Here's the dilemma: My wife hurts in every way... she has complete back pain, shoulder pains, leg pains, tons of feet pains, swelling and to top it off she itches like there's no tomorrow. Nothing seems to help. I massage her back and feet and occasionally her hands. She takes baths and uses medicated lotions. After everything she is still left hurting and itching. I would never claim to have ever gone through what she has in the past 8 months so far, but I am just as ready for her to have a baby as she is. I have never felt so helpless in my life. I feel like I have done all that I can do and it's still not enough. The doctors never seem to empathetic. They just say the usual, "oh it's part of pregnancy, you just gotta make it till the end." Where that may be somewhat true, you would think they would have a little more to say to her. It just leaves me once again feeling helpless and frustrated. It's hard to see someone you love in constant pain for so long. I can't even imagine having a family member with cancer, it would kill me to know I'm practically useless as far as making them better. Me and my wife grew up dealing with pain completely different, which also makes things a little more difficult.
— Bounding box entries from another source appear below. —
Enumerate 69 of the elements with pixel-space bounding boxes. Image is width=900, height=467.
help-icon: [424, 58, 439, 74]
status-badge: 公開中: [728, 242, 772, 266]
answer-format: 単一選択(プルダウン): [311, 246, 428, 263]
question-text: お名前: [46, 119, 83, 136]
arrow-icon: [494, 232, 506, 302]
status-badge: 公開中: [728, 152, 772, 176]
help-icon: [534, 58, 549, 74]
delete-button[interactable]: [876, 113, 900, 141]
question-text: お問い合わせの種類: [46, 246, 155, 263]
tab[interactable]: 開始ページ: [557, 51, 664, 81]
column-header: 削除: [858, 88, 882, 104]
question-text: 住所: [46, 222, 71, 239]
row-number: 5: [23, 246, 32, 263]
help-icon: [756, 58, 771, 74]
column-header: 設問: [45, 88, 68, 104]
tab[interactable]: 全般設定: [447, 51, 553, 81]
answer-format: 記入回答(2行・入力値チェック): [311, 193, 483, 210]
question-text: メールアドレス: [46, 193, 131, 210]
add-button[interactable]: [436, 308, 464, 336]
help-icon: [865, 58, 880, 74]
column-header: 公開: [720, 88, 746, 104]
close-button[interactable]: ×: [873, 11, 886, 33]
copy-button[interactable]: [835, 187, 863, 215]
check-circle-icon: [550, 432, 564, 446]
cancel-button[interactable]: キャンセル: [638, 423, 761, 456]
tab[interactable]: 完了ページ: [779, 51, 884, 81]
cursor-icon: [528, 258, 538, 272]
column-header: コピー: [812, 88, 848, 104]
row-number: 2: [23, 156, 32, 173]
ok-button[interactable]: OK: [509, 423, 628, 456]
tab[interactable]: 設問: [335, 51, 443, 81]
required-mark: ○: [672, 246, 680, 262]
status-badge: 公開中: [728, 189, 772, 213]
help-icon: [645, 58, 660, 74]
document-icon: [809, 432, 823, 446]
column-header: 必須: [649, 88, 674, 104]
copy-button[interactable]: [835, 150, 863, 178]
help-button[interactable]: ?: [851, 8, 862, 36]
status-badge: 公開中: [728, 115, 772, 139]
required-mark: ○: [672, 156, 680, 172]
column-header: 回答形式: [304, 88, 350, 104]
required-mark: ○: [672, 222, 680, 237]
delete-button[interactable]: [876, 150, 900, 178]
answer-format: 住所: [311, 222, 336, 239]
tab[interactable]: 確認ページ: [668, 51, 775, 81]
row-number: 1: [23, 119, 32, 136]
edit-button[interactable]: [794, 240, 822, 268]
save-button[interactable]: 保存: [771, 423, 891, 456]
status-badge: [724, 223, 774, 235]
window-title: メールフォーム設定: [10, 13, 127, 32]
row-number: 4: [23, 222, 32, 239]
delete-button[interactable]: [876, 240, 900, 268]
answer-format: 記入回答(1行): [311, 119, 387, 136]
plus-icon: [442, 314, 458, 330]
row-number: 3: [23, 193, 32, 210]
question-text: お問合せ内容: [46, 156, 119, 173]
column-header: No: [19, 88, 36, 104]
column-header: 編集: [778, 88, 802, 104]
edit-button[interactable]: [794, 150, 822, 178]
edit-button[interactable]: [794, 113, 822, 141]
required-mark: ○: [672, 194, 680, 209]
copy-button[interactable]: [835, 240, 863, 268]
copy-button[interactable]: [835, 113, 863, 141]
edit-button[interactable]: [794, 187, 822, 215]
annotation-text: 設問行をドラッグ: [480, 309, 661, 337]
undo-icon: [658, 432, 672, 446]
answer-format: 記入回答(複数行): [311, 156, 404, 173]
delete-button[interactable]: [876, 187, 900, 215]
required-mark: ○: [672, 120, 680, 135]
My ideas frustrate her and her ideas frustrate me. All I want at this point is for the next 5 weeks to pass quickly so that we can both deal with what's wrong together. I can't feel her pain, all I can do is try to help her as much as humanly possible. Maybe this is a bigger test for me than for her. Hopefully she won't be the guinea pig for my next big test. Either way, Kaiya: Come on out and meet your daddy!